L’aventure de l’Algérie dans le Championnat du Monde 2021 de handball a, comme prévu, pris fin à l’issue du Tour Principal qui était l’objectif fixé par la Fédération algérienne de la discipline (FAHB). L’équipe nationale a bouclé sa campagne à la 22e place sur 32. C’est déjà mieux que le parcours désastreux en 2015 au Qatar quand nos handballeurs avaient terminé bons derniers. Décryptage d’une participation qui laisse, néanmoins, augurer d’un avenir meilleur sous la coupe de l’entraîneur Alain Portes.

C’est une équipe moribonde et à la ramasse que Portes avait reprise en juillet 2019. Au final, il aura rectifié l’anomalie sur le plan continental pour faire oublier la peu réjouissante 6e place de la CAN 2018 (pire résultat en Afrique) et terminer 3e à l’issue de l’édition 2020 abritée par la Tunisie. Une place qui a offert un ticket pour le rendez-vous planétaire en Egypte après une absence lors des deux dernières séquences.
Avant d’entamer la compétition égyptienne, Portes avait indiqué être «quelqu’un qui a de l’ambition et je vais essayer de transmettre cela à mes joueurs qui veulent disputer le second tour de ce rendez-vous mondial. A 59 ans, je me prépare pour jouer mon 2e championnat du monde, ce qui est déjà motivant pour moi et pour la sélection algérienne.» Au terme des 3 premières rencontres, il a fini par décrocher le sésame pour le «Main Round». Cela a été rendu possible par une victoire sur le fil (23-22) contre les Marocains dans la rencontre qui représentait la seule porte vers l’étape suivante.

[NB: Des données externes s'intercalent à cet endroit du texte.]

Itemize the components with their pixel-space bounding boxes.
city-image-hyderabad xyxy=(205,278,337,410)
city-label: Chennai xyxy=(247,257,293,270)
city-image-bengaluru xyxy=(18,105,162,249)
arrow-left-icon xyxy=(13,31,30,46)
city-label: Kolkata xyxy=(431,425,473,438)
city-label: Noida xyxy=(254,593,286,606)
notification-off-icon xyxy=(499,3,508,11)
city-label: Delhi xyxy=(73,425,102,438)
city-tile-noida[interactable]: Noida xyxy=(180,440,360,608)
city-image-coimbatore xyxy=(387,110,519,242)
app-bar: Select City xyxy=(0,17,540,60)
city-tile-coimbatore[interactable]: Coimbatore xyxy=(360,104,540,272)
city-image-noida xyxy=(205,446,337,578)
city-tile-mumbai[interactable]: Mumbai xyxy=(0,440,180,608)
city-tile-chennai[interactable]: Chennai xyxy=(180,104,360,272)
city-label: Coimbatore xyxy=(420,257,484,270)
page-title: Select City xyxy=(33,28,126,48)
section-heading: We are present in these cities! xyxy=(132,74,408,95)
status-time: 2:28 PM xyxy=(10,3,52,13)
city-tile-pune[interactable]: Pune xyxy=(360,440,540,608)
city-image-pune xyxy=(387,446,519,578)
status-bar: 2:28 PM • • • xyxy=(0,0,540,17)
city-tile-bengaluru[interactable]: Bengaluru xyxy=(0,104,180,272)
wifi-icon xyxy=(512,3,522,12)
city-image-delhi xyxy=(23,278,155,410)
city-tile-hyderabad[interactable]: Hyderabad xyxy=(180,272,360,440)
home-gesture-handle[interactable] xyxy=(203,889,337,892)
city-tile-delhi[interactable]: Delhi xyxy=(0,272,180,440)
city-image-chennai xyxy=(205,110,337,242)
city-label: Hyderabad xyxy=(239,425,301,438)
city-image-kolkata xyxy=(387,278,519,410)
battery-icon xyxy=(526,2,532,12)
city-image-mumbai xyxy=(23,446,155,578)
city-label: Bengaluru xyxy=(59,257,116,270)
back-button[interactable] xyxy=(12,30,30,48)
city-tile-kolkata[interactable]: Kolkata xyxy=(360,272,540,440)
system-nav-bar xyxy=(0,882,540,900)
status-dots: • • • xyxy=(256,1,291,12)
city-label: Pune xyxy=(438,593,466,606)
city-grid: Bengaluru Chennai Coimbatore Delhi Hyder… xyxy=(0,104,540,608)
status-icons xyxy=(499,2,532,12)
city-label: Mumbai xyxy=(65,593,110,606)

La France comme match référence
D’ailleurs, le technicien français s’en souvient de cette rencontre clé qui était très difficile parce que ses joueurs ont été «pris de panique à cause du manque de compétition. Heureusement, nous avons réussi à inverser la tendance en deuxième période pour arracher la victoire, qui nous a permis de passer au tour principal.» Les camarades d’Ayoub Abdi, qui a brillé durant ce tournoi, ont eu du mal à se mettre en marche. Notamment en raison d’une préparation perturbée par la pandémie du Coronavirus. Cela a, considérablement, empêché le Sept national de travailler encore plus les automatismes.
Cependant, on a pu relever quelques progrès durant le parcours au pays des Pyramides. On a pu vu une défense plus solide que celle lors de la CAN-2020. Dans ce secteur, du boulot a été fait par Portes et son staff même si cela reste toujours perfectible. Avec une défense parfois étagée et d’autres en tiroir, les variantes tactiques étaient là. C’est ce qui a, spécifiquement, permis de sortir une prestation assez solide contre la France avec une défaite 29-26 face à un adversaire qui a un palmarès long comme le bras et qui a gagné tous ses tests dans cette messe.
D’ailleurs, l’entraîneur d’El-Khadra pense que : «le match face à la France est notre match référence au Mondial. C’était un grand moment, les joueurs étaient respectifs, en appliquant les consignes sur le terrain.» Pour le bilan global, Messaoud Bekrous et ses compères ont animé 6 sorties pour 5 défaites et 1 succès. En se retrouvant dans un groupe «F» où figuraient l’Islande et le Portugal, les chances de s’imposer étaient déjà minimes. Par la suite, reversés dans la poule III du tour principal, les Fennecs devaient se mesurer à des ogres tels que la Norvège (défaite 23-36) et la France qui étaient préalablement injouables. Il ne restait que la Suisse qui pouvait être surprise mais il y avait toujours des lacunes qui n’ont pas rendu cette éventualité possible.
Le TQO, nouvelle étape d’apprentissage de luxe
Portes a toujours du painsur la planche avant de disputer le Tournoi Qualification Olympique (TQO) en mars prochain. Il assure vouloir poursuivre sa mission : «Quand je prends une équipe en main, mon idée est de construire et structurer un projet sportif. Pour l’instant, je me sens bien avec ce groupe et je compte poursuivre l’aventure avec l’Algérie», a-t-il indiqué lundi en notant que «cela va être dure de rattraper les années de sommeil du handball algérien, mais nous allons faire le maximum pour détecter des jeunes joueurs, qui assureront une relève durable pour le hand algérien.»
Concernant le TQO, arracher un billet pour les Olympiades japonaises s’annonce très compliqué, voire impossible, avec des adversaires qui ont pour nom l’Allemagne, la Suède et la Slovénie. Des nations qui ont leurs traditions dans la petite balle. Mais cela fera certainement une étape de plus pour notre sélection afin de se familiariser, de nouveau, avec le très haut niveau et espérer aborder les prochaines grandes échéances avec plus de certitudes.